Zwei Frauen sitzen auf Stühlen in einem Raum mit hellem Boden und weißen Wänden; die Frau links trägt ein weißes Langarmshirt, blaue Jeans und rote Socken und beugt sich nach vorne, während die Frau rechts ebenfalls ein weißes Langarmshirt und blaue Jeans trägt und aufrecht sitzt; im Hintergrund ist eine weitere Person in einem roten Pullover und dunkler Hose auf einem weißen Stuhl zu sehen, deren Gesicht unscharf ist

Yoga kennt keine Altersgrenze. ¹⁾

Freude an Bewegung

Yoga als Lifestyle-Trend wird oft mit durchtrainierten Körpern und akrobatischen Verrenkungen assoziiert. Doch in der Münchner OMY!-Yogagruppe steht etwas anderes im Mittelpunkt: Bewegung, Gemeinschaft und Lebensfreude – und das im hohen Alter, auch mal mit künstlicher Hüfte oder Sauerstoffflasche. 

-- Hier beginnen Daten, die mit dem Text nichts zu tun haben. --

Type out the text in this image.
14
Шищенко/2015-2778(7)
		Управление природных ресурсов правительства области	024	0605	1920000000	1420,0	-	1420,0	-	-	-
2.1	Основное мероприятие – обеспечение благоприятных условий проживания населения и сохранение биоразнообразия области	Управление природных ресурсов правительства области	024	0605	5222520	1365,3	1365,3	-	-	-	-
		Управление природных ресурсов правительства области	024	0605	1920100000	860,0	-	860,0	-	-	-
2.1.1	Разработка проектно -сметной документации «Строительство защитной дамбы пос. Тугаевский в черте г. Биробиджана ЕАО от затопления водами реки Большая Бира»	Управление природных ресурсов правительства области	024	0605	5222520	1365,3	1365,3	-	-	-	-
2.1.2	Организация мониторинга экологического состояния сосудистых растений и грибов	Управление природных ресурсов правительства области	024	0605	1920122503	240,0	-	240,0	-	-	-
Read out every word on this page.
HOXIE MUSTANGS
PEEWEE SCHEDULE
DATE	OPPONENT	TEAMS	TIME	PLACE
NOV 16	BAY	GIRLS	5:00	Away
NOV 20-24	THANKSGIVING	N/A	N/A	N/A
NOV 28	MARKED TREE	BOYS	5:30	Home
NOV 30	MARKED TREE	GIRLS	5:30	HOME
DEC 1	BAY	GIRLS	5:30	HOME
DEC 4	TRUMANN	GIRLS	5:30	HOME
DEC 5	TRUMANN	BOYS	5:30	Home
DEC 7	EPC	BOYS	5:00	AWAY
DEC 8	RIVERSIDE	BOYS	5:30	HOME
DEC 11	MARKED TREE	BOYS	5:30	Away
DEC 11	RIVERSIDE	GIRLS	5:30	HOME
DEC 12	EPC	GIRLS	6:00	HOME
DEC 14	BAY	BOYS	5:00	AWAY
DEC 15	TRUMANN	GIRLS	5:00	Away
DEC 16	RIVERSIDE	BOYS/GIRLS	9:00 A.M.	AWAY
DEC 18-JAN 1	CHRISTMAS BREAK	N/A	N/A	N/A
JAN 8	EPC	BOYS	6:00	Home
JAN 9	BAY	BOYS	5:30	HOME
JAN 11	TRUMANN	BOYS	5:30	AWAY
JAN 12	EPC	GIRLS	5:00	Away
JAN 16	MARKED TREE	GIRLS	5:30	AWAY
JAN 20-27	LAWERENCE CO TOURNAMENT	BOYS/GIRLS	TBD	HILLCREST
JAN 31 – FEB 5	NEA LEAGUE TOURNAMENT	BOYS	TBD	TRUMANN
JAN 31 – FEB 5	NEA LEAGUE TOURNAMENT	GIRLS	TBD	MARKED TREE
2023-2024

Daumen hoch, runter oder zur Seite – wie geht’s heute? Mit dem Daumencheck beginnt der OMY!-Kurs. Sieben Teilnehmerinnen zwischen 60 und 90 Jahren und die Yogalehrerin Beatrice-Máriko Stein-Päsler sitzen im Gymnastikraum des Alten- und Service-Zentrums auf bunten Stühlen im Kreis. Das Zentrum stellt nicht nur Räume bereit, sondern trägt mit Unterstützung der Stadt München einen Teil der Kosten – denn Yoga soll nicht an einer schmalen Rente scheitern. 

Individuelle Übungen

Die Seniorinnen tragen bequeme Alltagskleidung und haben sich dicke Wollsocken übergezogen. Eine Teilnehmerin hält den Daumen nach unten gerichtet. Sie erzählt der Gruppe, dass es ihr nicht gut gehe, weil eine Bekannte gestorben sei. „Deswegen bin ich heute hier.“ Beatrice-Máriko Stein-Päsler, die eine Zusatzausbildung für Yoga für Senioren hat, passt die Übungen und den Ablauf der Yogastunde dem Wohlbefinden und der Fitness der Teilnehmerinnen an. Der Stuhl spielt bei den Übungen eine wichtige Rolle. Gelegentlich dient er auch als Stütze bei Bewegungsabläufen im Stehen. 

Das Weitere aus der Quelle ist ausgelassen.